ESTEBAN GUDIÑO; LUCAS DETTORRE; LUIS IGLESIAS; ELIZABETH LEWKOWICZ; ADOLFO IRIBARREN

Biocatálise e Biotransformaçao, fundamentos e aplicaçoes.

Editorial Schoba

Lugar: Salto; Año: 2014; p. 103 - 132

Many of the commercially available antiviral and antitumor drugs are nucleoside analogues. However, these compounds show poor bioavailability, are catabolically inactivated and in some cases the first phosphorylation needed to generate the active drug, the nucleoside 5´- monophosphates, is the limiting metabolic step . One way to partially avoid these problems is by the use of prodrugs. In this regard , the regioselective synthesis of 5´-phosphatidylnucleosides catalyzed by phospholipase D (PLD) can produce potential prodrugs with a nontoxic structure and with high affinity for the cell membrane.
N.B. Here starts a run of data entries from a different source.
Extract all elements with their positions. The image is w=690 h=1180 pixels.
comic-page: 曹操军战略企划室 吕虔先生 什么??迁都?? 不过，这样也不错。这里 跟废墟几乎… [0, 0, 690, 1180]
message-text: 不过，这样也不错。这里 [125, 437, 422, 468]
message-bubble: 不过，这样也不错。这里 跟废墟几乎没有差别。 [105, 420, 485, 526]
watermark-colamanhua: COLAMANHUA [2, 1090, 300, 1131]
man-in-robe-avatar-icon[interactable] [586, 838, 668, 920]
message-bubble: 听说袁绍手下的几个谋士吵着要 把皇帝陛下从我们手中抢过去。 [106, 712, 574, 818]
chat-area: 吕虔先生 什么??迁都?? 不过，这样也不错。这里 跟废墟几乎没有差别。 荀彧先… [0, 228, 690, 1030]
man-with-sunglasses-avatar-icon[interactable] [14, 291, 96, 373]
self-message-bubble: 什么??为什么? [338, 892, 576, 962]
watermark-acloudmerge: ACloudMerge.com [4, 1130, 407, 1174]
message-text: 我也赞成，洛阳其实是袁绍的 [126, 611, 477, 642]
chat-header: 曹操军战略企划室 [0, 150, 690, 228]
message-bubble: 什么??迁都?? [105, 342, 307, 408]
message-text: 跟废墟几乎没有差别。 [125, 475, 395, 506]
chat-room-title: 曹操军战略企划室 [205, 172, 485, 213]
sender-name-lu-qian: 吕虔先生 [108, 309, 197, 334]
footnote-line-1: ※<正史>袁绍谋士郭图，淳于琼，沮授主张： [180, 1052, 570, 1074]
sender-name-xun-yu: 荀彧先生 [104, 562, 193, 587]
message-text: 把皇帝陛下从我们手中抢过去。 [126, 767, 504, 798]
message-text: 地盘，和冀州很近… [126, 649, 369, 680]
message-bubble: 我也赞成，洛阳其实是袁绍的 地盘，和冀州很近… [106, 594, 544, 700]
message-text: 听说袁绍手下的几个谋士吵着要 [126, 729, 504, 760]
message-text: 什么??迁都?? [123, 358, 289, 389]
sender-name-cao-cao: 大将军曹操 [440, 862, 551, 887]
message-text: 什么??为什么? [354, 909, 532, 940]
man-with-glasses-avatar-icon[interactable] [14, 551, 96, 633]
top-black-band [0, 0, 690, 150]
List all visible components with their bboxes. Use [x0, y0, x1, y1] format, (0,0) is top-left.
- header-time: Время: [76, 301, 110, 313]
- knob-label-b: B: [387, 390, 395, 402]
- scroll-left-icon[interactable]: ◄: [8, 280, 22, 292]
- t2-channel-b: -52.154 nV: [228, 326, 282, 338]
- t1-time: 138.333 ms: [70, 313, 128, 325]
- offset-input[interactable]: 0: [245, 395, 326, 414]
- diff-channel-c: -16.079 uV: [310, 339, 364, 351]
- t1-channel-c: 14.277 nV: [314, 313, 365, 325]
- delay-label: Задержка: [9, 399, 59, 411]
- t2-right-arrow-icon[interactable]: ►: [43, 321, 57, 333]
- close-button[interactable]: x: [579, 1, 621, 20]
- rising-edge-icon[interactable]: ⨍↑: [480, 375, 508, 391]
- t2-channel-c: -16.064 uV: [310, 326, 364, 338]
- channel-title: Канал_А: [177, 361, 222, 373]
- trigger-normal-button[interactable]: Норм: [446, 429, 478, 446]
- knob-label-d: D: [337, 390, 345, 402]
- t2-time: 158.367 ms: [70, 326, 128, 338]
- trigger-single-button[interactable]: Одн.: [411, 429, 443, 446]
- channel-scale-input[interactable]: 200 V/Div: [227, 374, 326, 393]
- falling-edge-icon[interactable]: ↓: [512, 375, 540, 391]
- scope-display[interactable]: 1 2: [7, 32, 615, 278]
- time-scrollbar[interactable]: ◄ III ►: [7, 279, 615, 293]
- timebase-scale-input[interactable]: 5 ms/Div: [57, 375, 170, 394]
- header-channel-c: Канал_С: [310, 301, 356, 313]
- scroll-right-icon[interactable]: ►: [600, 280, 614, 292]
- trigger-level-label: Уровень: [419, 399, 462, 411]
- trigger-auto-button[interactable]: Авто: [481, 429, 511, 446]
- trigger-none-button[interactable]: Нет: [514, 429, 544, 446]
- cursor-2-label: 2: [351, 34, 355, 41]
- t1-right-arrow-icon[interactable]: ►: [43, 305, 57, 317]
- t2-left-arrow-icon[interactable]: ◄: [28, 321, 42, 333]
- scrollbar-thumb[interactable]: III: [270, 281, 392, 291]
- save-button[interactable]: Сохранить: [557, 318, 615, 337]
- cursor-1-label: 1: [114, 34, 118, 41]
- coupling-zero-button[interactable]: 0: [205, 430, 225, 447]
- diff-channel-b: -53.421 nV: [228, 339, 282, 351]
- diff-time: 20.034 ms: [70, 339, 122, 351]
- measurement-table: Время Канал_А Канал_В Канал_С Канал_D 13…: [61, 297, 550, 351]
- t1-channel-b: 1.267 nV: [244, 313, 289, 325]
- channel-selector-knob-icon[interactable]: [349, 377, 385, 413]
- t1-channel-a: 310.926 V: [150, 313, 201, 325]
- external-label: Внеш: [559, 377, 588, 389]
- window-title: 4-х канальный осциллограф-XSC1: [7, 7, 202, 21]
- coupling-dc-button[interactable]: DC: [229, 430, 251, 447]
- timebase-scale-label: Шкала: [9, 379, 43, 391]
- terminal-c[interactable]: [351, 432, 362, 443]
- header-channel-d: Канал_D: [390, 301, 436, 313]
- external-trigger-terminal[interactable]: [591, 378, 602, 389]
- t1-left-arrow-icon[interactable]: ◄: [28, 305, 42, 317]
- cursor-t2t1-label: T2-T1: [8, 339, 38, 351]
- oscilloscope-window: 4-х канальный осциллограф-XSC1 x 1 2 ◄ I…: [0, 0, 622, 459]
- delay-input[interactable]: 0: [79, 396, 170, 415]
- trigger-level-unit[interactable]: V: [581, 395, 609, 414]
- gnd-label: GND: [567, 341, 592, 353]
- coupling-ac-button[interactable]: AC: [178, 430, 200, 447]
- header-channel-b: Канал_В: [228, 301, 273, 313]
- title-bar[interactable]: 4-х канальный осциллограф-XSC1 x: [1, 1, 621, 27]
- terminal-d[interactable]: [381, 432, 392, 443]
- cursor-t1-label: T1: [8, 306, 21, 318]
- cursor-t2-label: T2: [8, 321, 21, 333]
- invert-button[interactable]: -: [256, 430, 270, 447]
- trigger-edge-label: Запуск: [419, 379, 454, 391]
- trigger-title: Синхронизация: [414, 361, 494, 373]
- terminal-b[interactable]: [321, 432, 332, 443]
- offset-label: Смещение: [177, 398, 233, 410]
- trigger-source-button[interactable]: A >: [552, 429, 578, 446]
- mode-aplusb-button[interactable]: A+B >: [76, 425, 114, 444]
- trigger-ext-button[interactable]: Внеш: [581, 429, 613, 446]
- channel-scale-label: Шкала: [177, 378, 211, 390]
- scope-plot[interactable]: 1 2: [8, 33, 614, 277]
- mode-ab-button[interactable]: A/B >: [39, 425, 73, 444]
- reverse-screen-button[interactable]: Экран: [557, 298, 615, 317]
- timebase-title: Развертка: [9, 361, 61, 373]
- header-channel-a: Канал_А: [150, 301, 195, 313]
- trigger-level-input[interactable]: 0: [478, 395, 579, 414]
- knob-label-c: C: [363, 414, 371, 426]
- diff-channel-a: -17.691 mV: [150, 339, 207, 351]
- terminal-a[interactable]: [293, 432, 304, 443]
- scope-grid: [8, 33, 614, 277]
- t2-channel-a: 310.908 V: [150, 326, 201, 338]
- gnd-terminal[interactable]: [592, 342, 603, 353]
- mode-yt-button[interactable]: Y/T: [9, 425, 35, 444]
Subsequent enzymatic hydrolysis with phospholipase C using these derivatives allows to obtain the corresponding nucleoside 5´- monophosphates by a simple purification step . On the other hand, dialkylphosphotriesters are potential lipophilic prodrugs which would avoid the first step of phosphorylation in vivo releasing the corresponding nucleoside monophosphate. These derivatives can be regioselectively obtained through a transesterification reaction catalyzed by phosphotriesterases ( PTE ) carried out in anhydrous medium. To improve yields of these reactions, medium engineering studies and expression of the enzyme is in progress.